Kim bu IŞİD cihatçıları?
Hem nihilist hem ütopik
Çeşitli nedenlerden ötürü bazı gençler, IŞİD’in şiddetine yöneliyor. Bazılarını da IŞİD’in yeni dünya düzeni iddiası, ‘küresel İslam’ ütopyası çekiyor. Ütopya yürümediği takdirde nihilizme düşüyor. IŞİD, kazandığı sürece gençleri kendine çekiyor. Yenilemez, zafer kazanan bir hareket modeli olduğu sürece gençleri yanına almaya devam edecek. El Kaide’nin kaybettiği dinamizmi devraldı. Dolayısıyla IŞİD bu grupla ilintili unsurları da cezbediyor. Bir yıl önce söylediğimi tekrarlıyorum: IŞİD’in aynen El Kaide gibi stratejik olarak soluğu kesilecek. Çünkü fazla ilerleyemiyor. Bakın, Lübnan ve Ürdün’e sızamadı.

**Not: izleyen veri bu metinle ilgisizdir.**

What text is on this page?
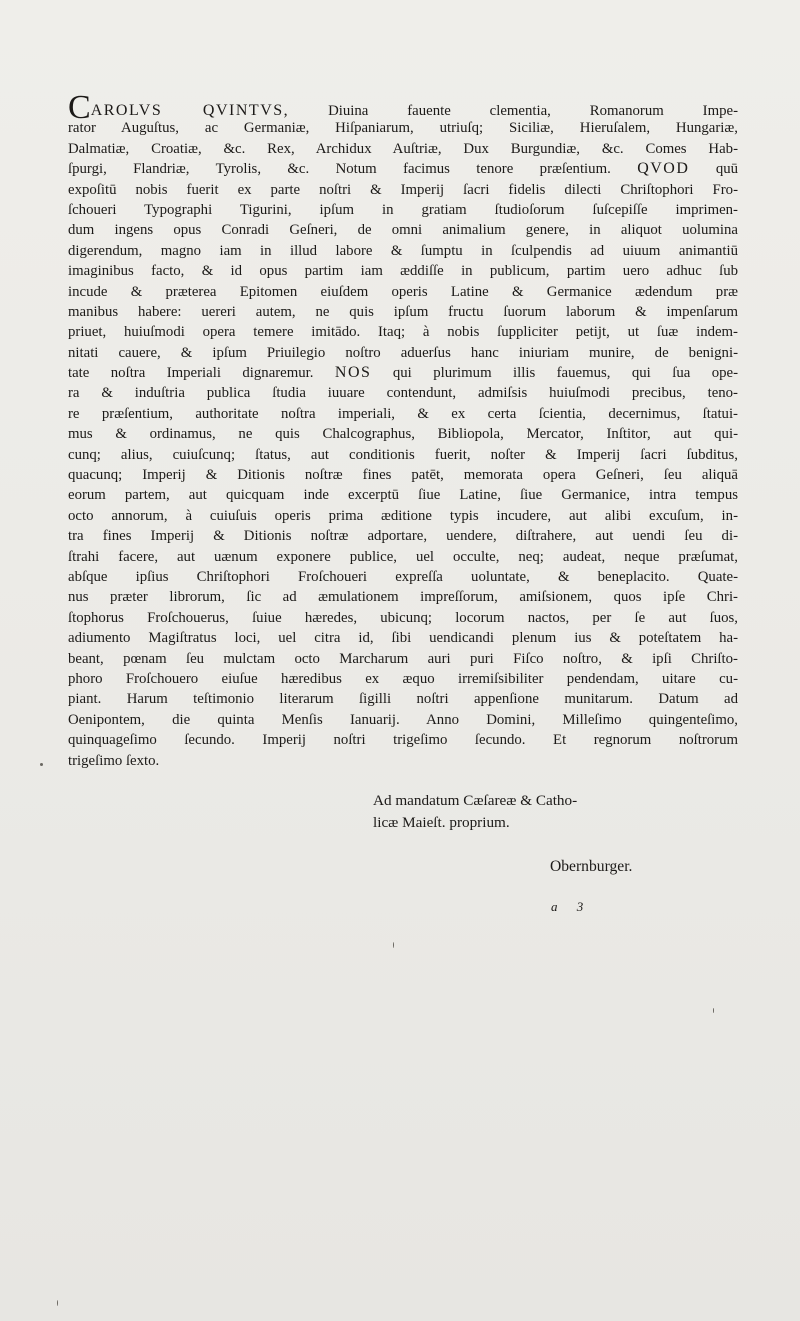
CAROLVS QVINTVS,	Diuina fauente clementia, Romanorum Impe-
rator Auguſtus, ac Germaniæ, Hiſpaniarum, utriuſq; Siciliæ, Hieruſalem, Hungariæ,
Dalmatiæ, Croatiæ, &c. Rex, Archidux Auſtriæ, Dux Burgundiæ, &c. Comes Hab-
ſpurgi, Flandriæ, Tyrolis, &c. Notum facimus tenore præſentium. QVOD quū
expoſitū nobis fuerit ex parte noſtri & Imperij ſacri fidelis dilecti Chriſtophori Fro-
ſchoueri Typographi Tigurini, ipſum in gratiam ſtudioſorum ſuſcepiſſe imprimen-
dum ingens opus Conradi Geſneri, de omni animalium genere, in aliquot uolumina
digerendum, magno iam in illud labore & ſumptu in ſculpendis ad uiuum animantiū
imaginibus facto, & id opus partim iam æddiſſe in publicum, partim uero adhuc ſub
incude & præterea Epitomen eiuſdem operis Latine & Germanice ædendum præ
manibus habere: uereri autem, ne quis ipſum fructu ſuorum laborum & impenſarum
priuet, huiuſmodi opera temere imitādo. Itaq; à nobis ſuppliciter petijt, ut ſuæ indem-
nitati cauere, & ipſum Priuilegio noſtro aduerſus hanc iniuriam munire, de benigni-
tate noſtra Imperiali dignaremur. NOS qui plurimum illis fauemus, qui ſua ope-
ra & induſtria publica ſtudia iuuare contendunt, admiſsis huiuſmodi precibus, teno-
re præſentium, authoritate noſtra imperiali, & ex certa ſcientia, decernimus, ſtatui-
mus & ordinamus, ne quis Chalcographus, Bibliopola, Mercator, Inſtitor, aut qui-
cunq; alius, cuiuſcunq; ſtatus, aut conditionis fuerit, noſter & Imperij ſacri ſubditus,
quacunq; Imperij & Ditionis noſtræ fines patēt, memorata opera Geſneri, ſeu aliquā
eorum partem, aut quicquam inde excerptū ſiue Latine, ſiue Germanice, intra tempus
octo annorum, à cuiuſuis operis prima æditione typis incudere, aut alibi excuſum, in-
tra fines Imperij & Ditionis noſtræ adportare, uendere, diſtrahere, aut uendi ſeu di-
ſtrahi facere, aut uænum exponere publice, uel occulte, neq; audeat, neque præſumat,
abſque ipſius Chriſtophori Froſchoueri expreſſa uoluntate, & beneplacito. Quate-
nus præter librorum, ſic ad æmulationem impreſſorum, amiſsionem, quos ipſe Chri-
ſtophorus Froſchouerus, ſuiue hæredes, ubicunq; locorum nactos, per ſe aut ſuos,
adiumento Magiſtratus loci, uel citra id, ſibi uendicandi plenum ius & poteſtatem ha-
beant, pœnam ſeu mulctam octo Marcharum auri puri Fiſco noſtro, & ipſi Chriſto-
phoro Froſchouero eiuſue hæredibus ex æquo irremiſsibiliter pendendam, uitare cu-
piant. Harum teſtimonio literarum ſigilli noſtri appenſione munitarum. Datum ad
Oenipontem, die quinta Menſis Ianuarij. Anno Domini, Milleſimo quingenteſimo,
quinquageſimo ſecundo. Imperij noſtri trigeſimo ſecundo. Et regnorum noſtrorum
trigeſimo ſexto.
Ad mandatum Cæſareæ & Catho-
licæ Maieſt. proprium.
Obernburger.
a 3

İslam’ı yeniden düşünmek için yeni din âlimleri gerek
İslam ile sorun şu: Günümüz din âlimlerinin, İslam’ı düşünenlerin günü değil. İslam dinini reforme etmek isteyenler başta gençler ve aydınlar. Ne ki bunlar ulema değil ve inandırıcılıkları yok. İslam’ı yeniden düşünmek için yeni din âlimleri gerekli ve etrafta bunları göremiyorum. Mısır’da parlak fikirler var ama son derece marjinal isimler.